If clinical judgement indicates a false negative result, the recommendation is to repeat testing on a fresh specimen in one to three months. False negative results may also be obtained in HIV-infected individuals who are receiving medication for treatment for HIV infection (ART – antiretroviral therapy) or individuals taking medication for prevention of HIV infection (PrEP – pre-exposure prophylaxis).
False positive results on fourth-generation assays are less likely to occur but may be obtained in situations where specimen integrity is questionable, or if a person has participated in a HIV vaccine study and has developed antibodies to the vaccine. In these situations, it may be hard to tell if a person is infected with HIV or not, so a comprehensive risk history and clinical judgement should be considered before coming to any conclusions.
For submissions to MTPHL for HIV testing, please submit 3 mL of serum and/or K2 EDTA plasma. A fourth-generation HIV assay will be performed first, and reflex confirmatory testing will be performed on all repeat reactive screens following the CDC HIV testing algorithm.
Confirmatory testing incudes performing the Geenius HIV 1/2 supplemental assay, which confirms the presence of HIV antibody and differentiates between HIV-1 and HIV-2. If results are discrepant between the screen and differentiation assay, HIV Nucleic-acid Amplification Testing (NAT) will be performed. The HIV NAT, also known as HIV RNA quantitative testing, confirms the presence of HIV p24 antigen, which indicates acute infection. HIV NAT can also be requested and performed for any newly detected cases. The specimen requirement for HIV NAT/HIV RNA quantitative testing is 3 mL K2 EDTA plasma.

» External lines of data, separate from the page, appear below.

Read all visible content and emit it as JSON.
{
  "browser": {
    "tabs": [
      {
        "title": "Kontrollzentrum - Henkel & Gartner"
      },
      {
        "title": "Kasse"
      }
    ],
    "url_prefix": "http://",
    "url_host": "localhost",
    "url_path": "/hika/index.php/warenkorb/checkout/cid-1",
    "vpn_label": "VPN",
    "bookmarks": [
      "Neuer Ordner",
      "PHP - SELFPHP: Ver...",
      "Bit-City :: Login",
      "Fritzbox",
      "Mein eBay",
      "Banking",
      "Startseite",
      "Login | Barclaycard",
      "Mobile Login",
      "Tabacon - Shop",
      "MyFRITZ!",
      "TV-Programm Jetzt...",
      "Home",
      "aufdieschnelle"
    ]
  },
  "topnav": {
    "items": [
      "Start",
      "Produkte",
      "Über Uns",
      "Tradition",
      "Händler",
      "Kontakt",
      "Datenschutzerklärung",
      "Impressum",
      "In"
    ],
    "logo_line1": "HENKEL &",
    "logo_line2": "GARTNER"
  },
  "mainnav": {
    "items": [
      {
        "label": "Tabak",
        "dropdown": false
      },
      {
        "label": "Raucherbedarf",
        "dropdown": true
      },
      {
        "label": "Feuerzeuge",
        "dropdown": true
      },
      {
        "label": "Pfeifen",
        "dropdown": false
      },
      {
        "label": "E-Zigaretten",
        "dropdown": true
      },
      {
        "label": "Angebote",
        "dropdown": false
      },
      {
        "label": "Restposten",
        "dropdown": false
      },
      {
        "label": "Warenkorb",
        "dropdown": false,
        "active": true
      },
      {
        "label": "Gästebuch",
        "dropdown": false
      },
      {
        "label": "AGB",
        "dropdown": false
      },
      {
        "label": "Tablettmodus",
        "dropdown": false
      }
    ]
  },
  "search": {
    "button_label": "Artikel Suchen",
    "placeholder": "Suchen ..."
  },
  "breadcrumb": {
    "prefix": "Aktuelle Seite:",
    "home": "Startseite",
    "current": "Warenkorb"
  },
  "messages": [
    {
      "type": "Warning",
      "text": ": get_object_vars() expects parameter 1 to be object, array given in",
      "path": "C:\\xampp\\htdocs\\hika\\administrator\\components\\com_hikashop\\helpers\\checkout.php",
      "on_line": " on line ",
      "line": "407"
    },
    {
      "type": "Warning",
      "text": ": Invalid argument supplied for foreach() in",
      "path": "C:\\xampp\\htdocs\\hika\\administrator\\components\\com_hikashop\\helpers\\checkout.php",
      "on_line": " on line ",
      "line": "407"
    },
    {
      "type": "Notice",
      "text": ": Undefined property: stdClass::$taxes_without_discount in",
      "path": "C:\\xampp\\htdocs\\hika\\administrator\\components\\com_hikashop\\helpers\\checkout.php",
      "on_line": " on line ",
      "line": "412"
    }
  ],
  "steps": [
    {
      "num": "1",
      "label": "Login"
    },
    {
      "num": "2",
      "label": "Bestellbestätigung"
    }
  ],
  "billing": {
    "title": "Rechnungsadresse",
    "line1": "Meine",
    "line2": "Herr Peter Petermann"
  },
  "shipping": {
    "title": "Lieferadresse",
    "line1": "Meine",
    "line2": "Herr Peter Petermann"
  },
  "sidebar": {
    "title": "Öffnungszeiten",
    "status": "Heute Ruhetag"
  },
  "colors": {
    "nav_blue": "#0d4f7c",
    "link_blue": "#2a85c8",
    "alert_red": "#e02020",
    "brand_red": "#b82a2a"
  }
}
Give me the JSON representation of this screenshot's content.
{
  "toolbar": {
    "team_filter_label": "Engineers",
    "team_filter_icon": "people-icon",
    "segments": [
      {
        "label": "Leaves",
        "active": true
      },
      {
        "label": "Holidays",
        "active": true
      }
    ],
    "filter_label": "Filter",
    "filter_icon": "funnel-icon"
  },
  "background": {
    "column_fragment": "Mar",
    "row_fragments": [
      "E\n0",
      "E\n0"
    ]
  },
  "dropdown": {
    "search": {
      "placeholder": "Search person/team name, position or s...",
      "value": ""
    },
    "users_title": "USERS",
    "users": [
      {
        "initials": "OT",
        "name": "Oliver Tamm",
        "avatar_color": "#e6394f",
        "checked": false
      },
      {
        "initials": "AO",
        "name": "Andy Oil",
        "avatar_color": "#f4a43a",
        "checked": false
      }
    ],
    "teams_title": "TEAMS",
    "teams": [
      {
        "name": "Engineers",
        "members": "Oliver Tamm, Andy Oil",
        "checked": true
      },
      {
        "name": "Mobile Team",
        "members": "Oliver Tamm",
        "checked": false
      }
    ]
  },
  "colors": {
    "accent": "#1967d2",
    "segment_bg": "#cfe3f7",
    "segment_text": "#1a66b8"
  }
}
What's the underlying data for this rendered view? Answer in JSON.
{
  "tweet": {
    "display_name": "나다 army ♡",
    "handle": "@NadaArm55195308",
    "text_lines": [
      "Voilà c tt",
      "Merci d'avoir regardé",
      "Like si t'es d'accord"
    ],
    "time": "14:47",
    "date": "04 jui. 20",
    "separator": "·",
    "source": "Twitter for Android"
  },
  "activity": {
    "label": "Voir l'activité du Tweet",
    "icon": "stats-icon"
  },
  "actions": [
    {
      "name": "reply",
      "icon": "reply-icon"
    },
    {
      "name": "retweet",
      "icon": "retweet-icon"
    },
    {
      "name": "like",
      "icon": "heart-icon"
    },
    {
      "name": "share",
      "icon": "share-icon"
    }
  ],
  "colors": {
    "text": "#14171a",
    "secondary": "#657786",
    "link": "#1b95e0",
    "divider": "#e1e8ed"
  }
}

Prior to submission, whole blood specimens should be centrifuged at 3000 g for 10 minutes. The serum and/or plasma should then be removed from the red cells, clot or gel separator and placed in a sterile secondary container prior to shipping.
Specimens may be kept at 2-8 degrees Celsius for up to seven days after sample collection for the screening and differentiation assays, but are only stable at 2-8 degrees Celsius for 5 days for the HIV RNA quantitative assay.